Okay boys and girls, The Junkman is back with another video series. This time I cover the proper technique of using a waterless wash (OR quick detailer) product on your paint without damaging the paint. A lot of people experience scratches when using waterless wash products (even quick detailer sprays), because they use it at an inappropriate time. A quick detailer or waterless wash can yield positive results when used at a time that it was designed for. However, if you use it at a time when your car should be 2-bucket washed instead, you could end up being your paint's worst enemy. It is not the product that is at fault, it is your technique.

There are 2 types of dirt that will end up on your car: dust and everything else (everything else as in mud, film, a herd of bird droppings, etc...). Waterless wash or quick detailers are made for dust ONLY. Things like finger prints or something else that has just landed on your paint (like that special sauce from a Big Mac), can also be removed with a waterless wash or quick detailer. If a major area of the car is covered with anything else, you need to wash it, especially a car covered with a dirt film (which is what you find covering the car after driving it in the rain). A caked on spot of something like bird droppings can be removed using a waterless wash or quick detailer but you have to soak the spot real good and make sure that the substance is fully diluted enough to remove. Rubbing on it too soon will do nothing but scratch the paint.

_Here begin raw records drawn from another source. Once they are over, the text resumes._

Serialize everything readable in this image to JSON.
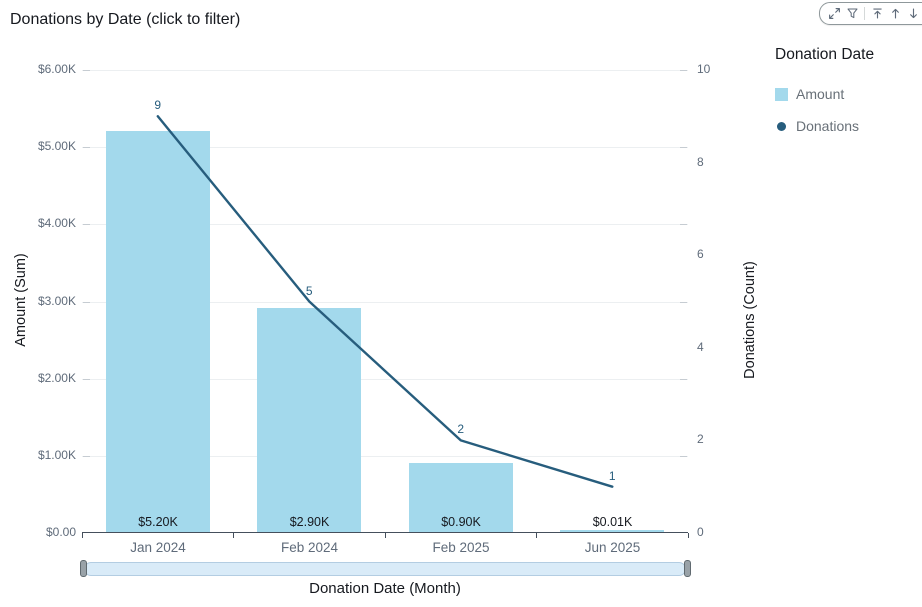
{
  "header": {
    "title": "Donations by Date (click to filter)"
  },
  "toolbar": {
    "icon_names": [
      "expand",
      "filter",
      "move-to-top",
      "move-up",
      "move-down",
      "menu"
    ]
  },
  "legend": {
    "title": "Donation Date",
    "items": [
      {
        "label": "Amount",
        "swatch": "square",
        "color": "#a3d9ec"
      },
      {
        "label": "Donations",
        "swatch": "circle",
        "color": "#275d7d"
      }
    ]
  },
  "chart_data": {
    "type": "combo-bar-line",
    "title": "Donations by Date (click to filter)",
    "categories": [
      "Jan 2024",
      "Feb 2024",
      "Feb 2025",
      "Jun 2025"
    ],
    "series": [
      {
        "name": "Amount",
        "type": "bar",
        "axis": "left",
        "values": [
          5200,
          2900,
          900,
          10
        ],
        "labels": [
          "$5.20K",
          "$2.90K",
          "$0.90K",
          "$0.01K"
        ],
        "color": "#a3d9ec"
      },
      {
        "name": "Donations",
        "type": "line",
        "axis": "right",
        "values": [
          9,
          5,
          2,
          1
        ],
        "labels": [
          "9",
          "5",
          "2",
          "1"
        ],
        "color": "#275d7d"
      }
    ],
    "left_axis": {
      "title": "Amount (Sum)",
      "min": 0,
      "max": 6000,
      "tick_labels": [
        "$6.00K",
        "$5.00K",
        "$4.00K",
        "$3.00K",
        "$2.00K",
        "$1.00K",
        "$0.00"
      ]
    },
    "right_axis": {
      "title": "Donations (Count)",
      "min": 0,
      "max": 10,
      "tick_labels": [
        "10",
        "8",
        "6",
        "4",
        "2",
        "0"
      ]
    },
    "x_axis": {
      "title": "Donation Date (Month)"
    },
    "grid": true,
    "legend_position": "right"
  }
}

Common sense is the key here. I can't list all the situations that these products can be used for but after watching these videos, you will have a good idea. With that said, on to the videos!










*The Videos!​*


----------



## Guest (Dec 23, 2009)

LOL at the matrix!... many people I know like that


----------



## Junkman2008 (May 8, 2009)

Sharmoota said:


> LOL at the matrix!... many people I know like that


Unplug them man, unplug them! :lol:


----------



## Spoony (May 28, 2007)

YES! Junkman is back! Brilliant videos mate, very informative ad its always good to observes techniques.


----------



## Junkman2008 (May 8, 2009)

People are still rubbing on their cars incorrectly. They need to see this!


----------



## Junkman2008 (May 8, 2009)

Bump for the summer!


----------